Adaptive Spectral Rotation via Joint Cluster and Pairwise Structure

Abstract

Density structure and pairwise structure serve as two different but complementary perspectives for clustering. Either side of road is frequently visited and explored by multiple clustering methods. However, there are seldom approaches, which could mutually exploit both structures for clustering. To address this problem, in this paper, we develop a novel adaptive joint clustering algorithm, which combines unsupervised discrete orthogonal least squares discriminant analysis (DOLSDA) and discrete spectral clustering (DSC) with adaptive neighbors and side information into a unified model.
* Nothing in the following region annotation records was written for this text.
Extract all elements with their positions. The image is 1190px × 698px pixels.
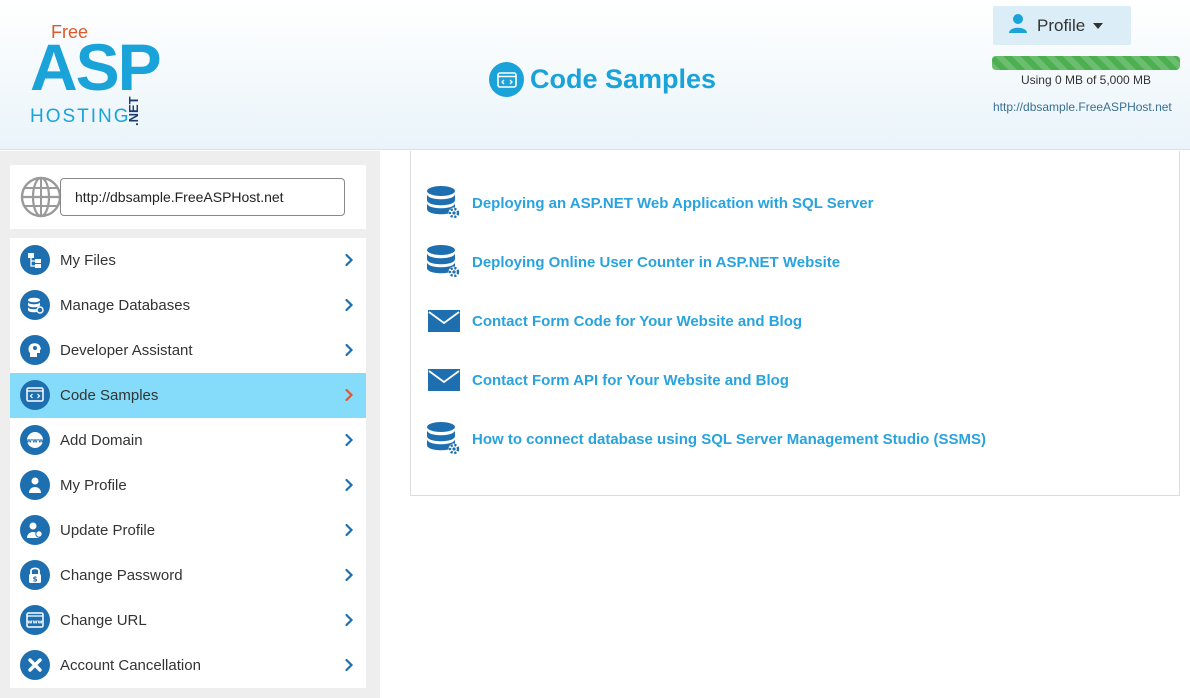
database-gear-icon xyxy=(425,243,463,281)
sidebar-item-label: My Profile xyxy=(60,477,127,494)
svg-text:www: www xyxy=(27,620,42,626)
chevron-right-icon xyxy=(342,658,356,672)
chevron-right-icon xyxy=(342,388,356,402)
chevron-right-icon xyxy=(342,523,356,537)
user-edit-icon xyxy=(20,515,50,545)
sidebar-item-change-url[interactable]: www Change URL xyxy=(10,598,366,643)
storage-usage-bar xyxy=(992,56,1180,70)
sidebar-item-account-cancellation[interactable]: Account Cancellation xyxy=(10,643,366,688)
site-url-link[interactable]: http://dbsample.FreeASPHost.net xyxy=(993,100,1172,114)
www-icon: www xyxy=(20,425,50,455)
logo-hosting-text: HOSTING xyxy=(30,106,131,127)
sidebar-item-label: Add Domain xyxy=(60,432,143,449)
sidebar-item-code-samples[interactable]: Code Samples xyxy=(10,373,366,418)
caret-down-icon xyxy=(1093,22,1104,29)
database-gear-icon xyxy=(425,184,463,222)
chevron-right-icon xyxy=(342,478,356,492)
page-title: Code Samples xyxy=(489,62,716,97)
header: Free ASP HOSTING .NET Code Samples Profi… xyxy=(0,0,1190,150)
sidebar-item-developer-assistant[interactable]: Developer Assistant xyxy=(10,328,366,373)
sidebar-item-my-files[interactable]: My Files xyxy=(10,238,366,283)
chevron-right-icon xyxy=(342,253,356,267)
profile-label: Profile xyxy=(1037,15,1086,35)
sidebar-item-label: Change Password xyxy=(60,567,183,584)
envelope-icon xyxy=(425,361,463,399)
sidebar-item-change-password[interactable]: $ Change Password xyxy=(10,553,366,598)
url-icon: www xyxy=(20,605,50,635)
code-samples-list: Deploying an ASP.NET Web Application wit… xyxy=(410,151,1180,496)
logo-net-text: .NET xyxy=(126,96,141,126)
sidebar-menu: My Files Manage Databases Developer Assist… xyxy=(10,238,366,688)
code-sample-title: Contact Form API for Your Website and Bl… xyxy=(472,371,789,389)
sidebar-item-label: Change URL xyxy=(60,612,147,629)
database-icon xyxy=(20,290,50,320)
sidebar: My Files Manage Databases Developer Assist… xyxy=(0,151,380,698)
user-icon xyxy=(20,470,50,500)
sidebar-item-my-profile[interactable]: My Profile xyxy=(10,463,366,508)
svg-text:$: $ xyxy=(33,576,38,584)
code-sample-title: How to connect database using SQL Server… xyxy=(472,430,986,448)
chevron-right-icon xyxy=(342,433,356,447)
storage-usage-text: Using 0 MB of 5,000 MB xyxy=(1020,73,1152,87)
svg-text:www: www xyxy=(26,437,44,445)
logo[interactable]: Free ASP HOSTING .NET xyxy=(30,20,170,130)
sidebar-item-add-domain[interactable]: www Add Domain xyxy=(10,418,366,463)
page-title-text: Code Samples xyxy=(530,64,717,94)
sidebar-item-label: Account Cancellation xyxy=(60,657,201,674)
profile-dropdown-button[interactable]: Profile xyxy=(993,6,1131,45)
sidebar-item-update-profile[interactable]: Update Profile xyxy=(10,508,366,553)
sidebar-item-label: Manage Databases xyxy=(60,297,191,314)
database-gear-icon xyxy=(425,420,463,458)
chevron-right-icon xyxy=(342,568,356,582)
site-url-panel xyxy=(10,165,366,229)
close-icon xyxy=(20,650,50,680)
sidebar-item-label: Developer Assistant xyxy=(60,342,193,359)
envelope-icon xyxy=(425,302,463,340)
site-url-input[interactable] xyxy=(60,178,345,216)
code-icon xyxy=(20,380,50,410)
code-sample-link[interactable]: How to connect database using SQL Server… xyxy=(425,419,986,459)
code-sample-link[interactable]: Deploying Online User Counter in ASP.NET… xyxy=(425,242,840,282)
code-sample-title: Deploying Online User Counter in ASP.NET… xyxy=(472,253,841,271)
chevron-right-icon xyxy=(342,298,356,312)
chevron-right-icon xyxy=(342,343,356,357)
code-sample-link[interactable]: Contact Form API for Your Website and Bl… xyxy=(425,360,789,400)
code-sample-title: Deploying an ASP.NET Web Application wit… xyxy=(472,194,874,212)
lock-icon: $ xyxy=(20,560,50,590)
sidebar-item-manage-databases[interactable]: Manage Databases xyxy=(10,283,366,328)
logo-asp-text: ASP xyxy=(30,30,162,104)
sidebar-item-label: Update Profile xyxy=(60,522,156,539)
user-icon xyxy=(1007,12,1029,39)
globe-icon xyxy=(20,176,62,218)
code-sample-link[interactable]: Contact Form Code for Your Website and B… xyxy=(425,301,802,341)
code-window-icon xyxy=(489,62,524,97)
sidebar-item-label: Code Samples xyxy=(60,387,159,404)
chevron-right-icon xyxy=(342,613,356,627)
code-sample-title: Contact Form Code for Your Website and B… xyxy=(472,312,803,330)
code-sample-link[interactable]: Deploying an ASP.NET Web Application wit… xyxy=(425,183,873,223)
sidebar-item-label: My Files xyxy=(60,252,116,269)
files-icon xyxy=(20,245,50,275)
head-icon xyxy=(20,335,50,365)
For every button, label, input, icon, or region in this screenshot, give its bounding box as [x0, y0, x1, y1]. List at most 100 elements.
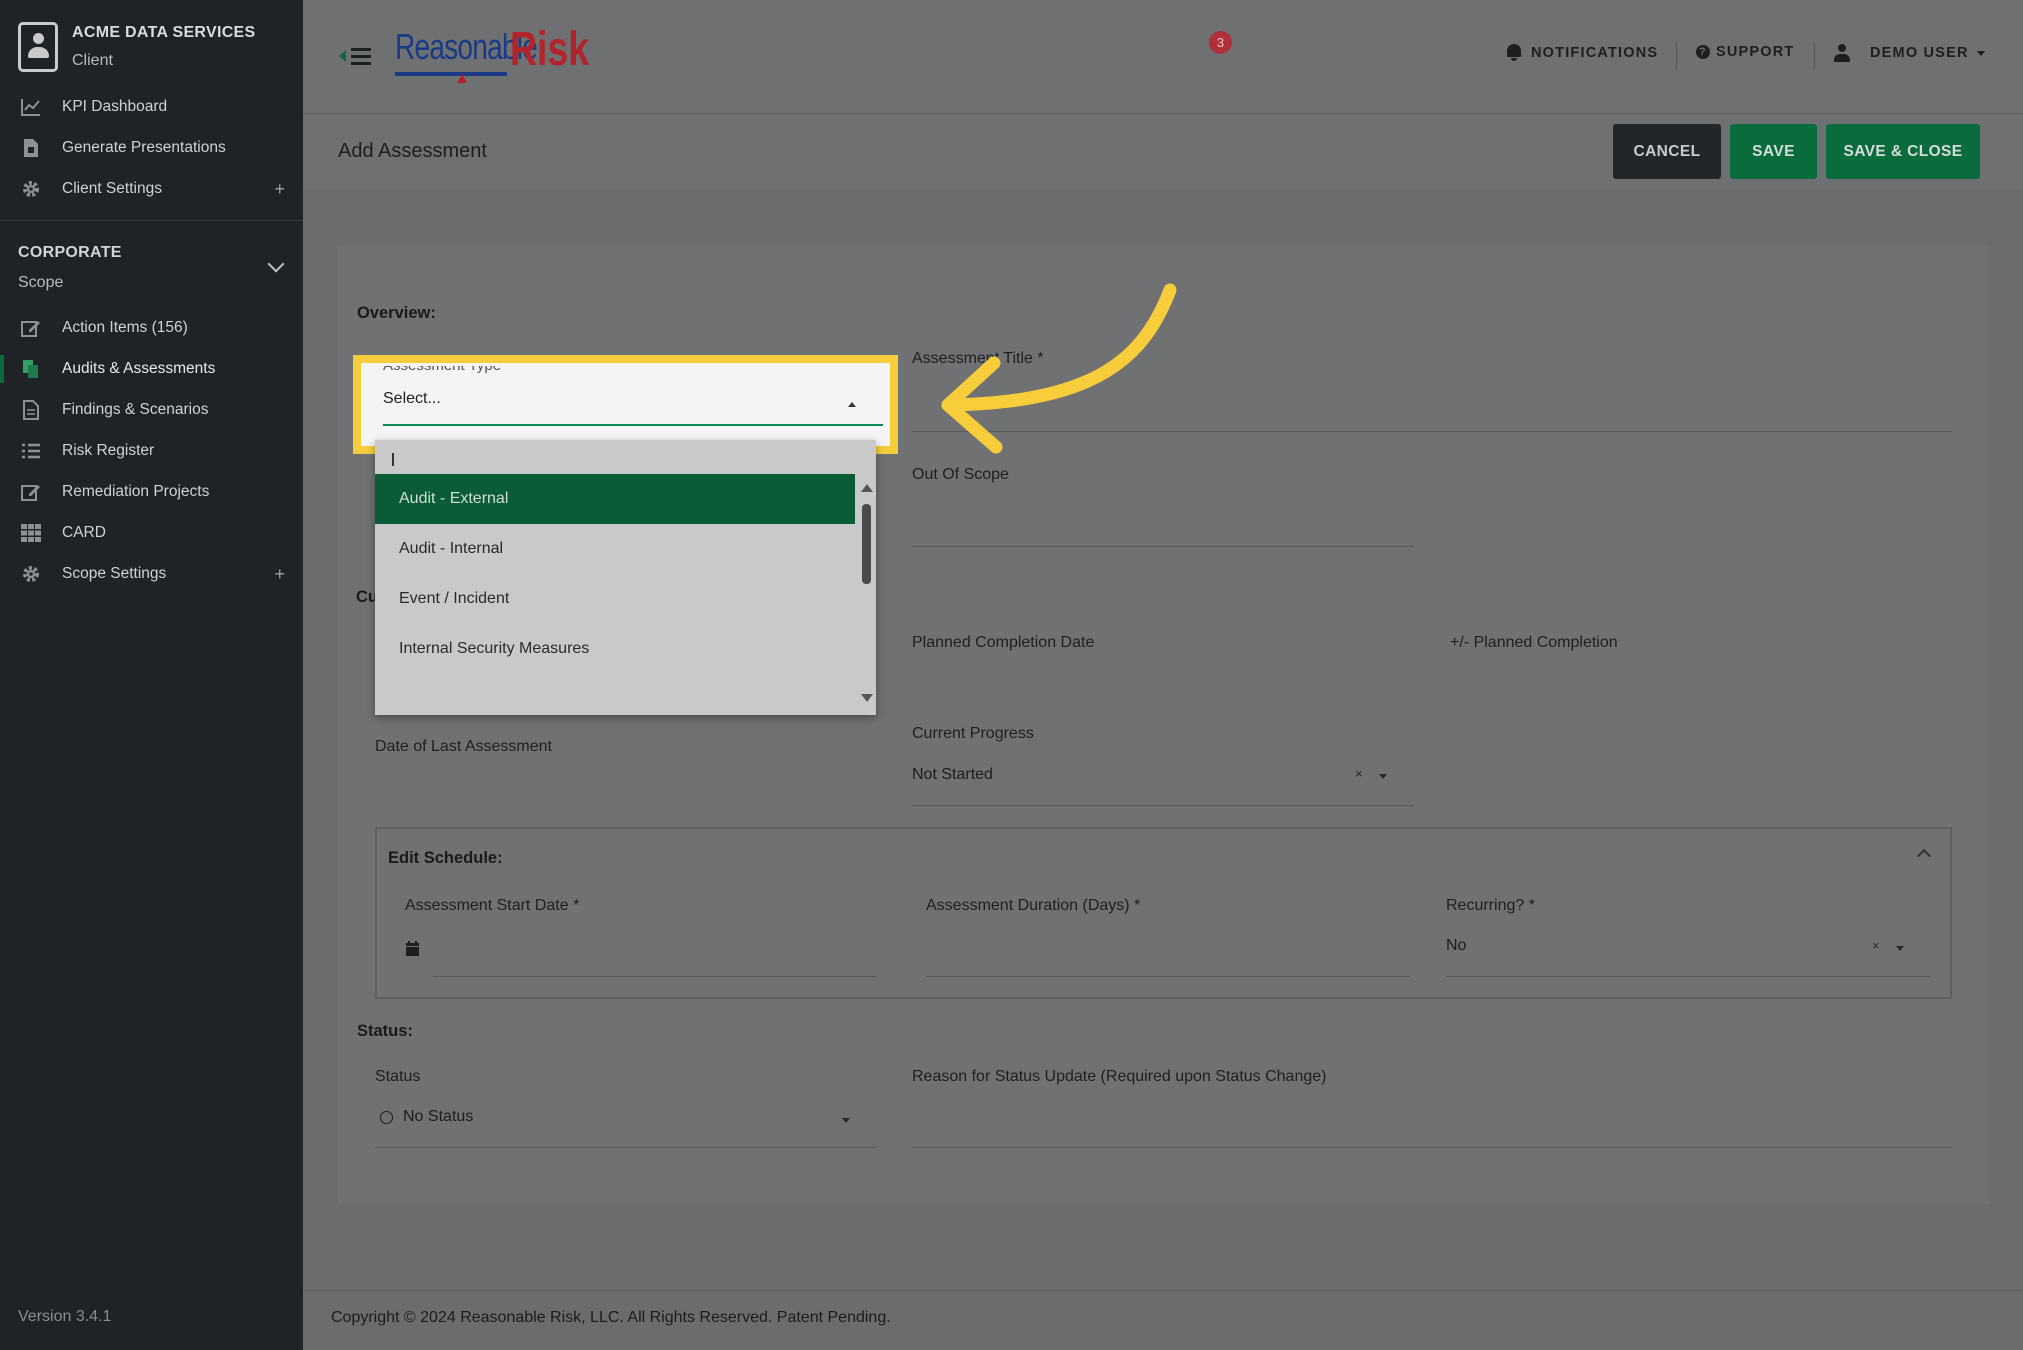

Firstly, we extend supervised OLSDA to a discrete kernel clustering problem. To further achieve a clear pairwise structure, a new similarity with adaptive neighbors is then derived to establish sparse Laplacian matrix. In addition, side information could be incorporated to formulate clearer graph by modifying the proposed similarity. Based on the constructed graph, DSC is embedded with the discrete kernel OLSDA (DKOLSDA) clustering to exploit both cluster and pairwise data structures. Equipped with the proposed framework regarding quadratic weighted optimization, adaptive weight can be obtained automatically to leverage both unsupervised DKOLSDA and DSC. Since the unified problem is still discrete, we develop an increment scheme to achieve the optimal spectral rotation for the approximate solution to the predicted indicator.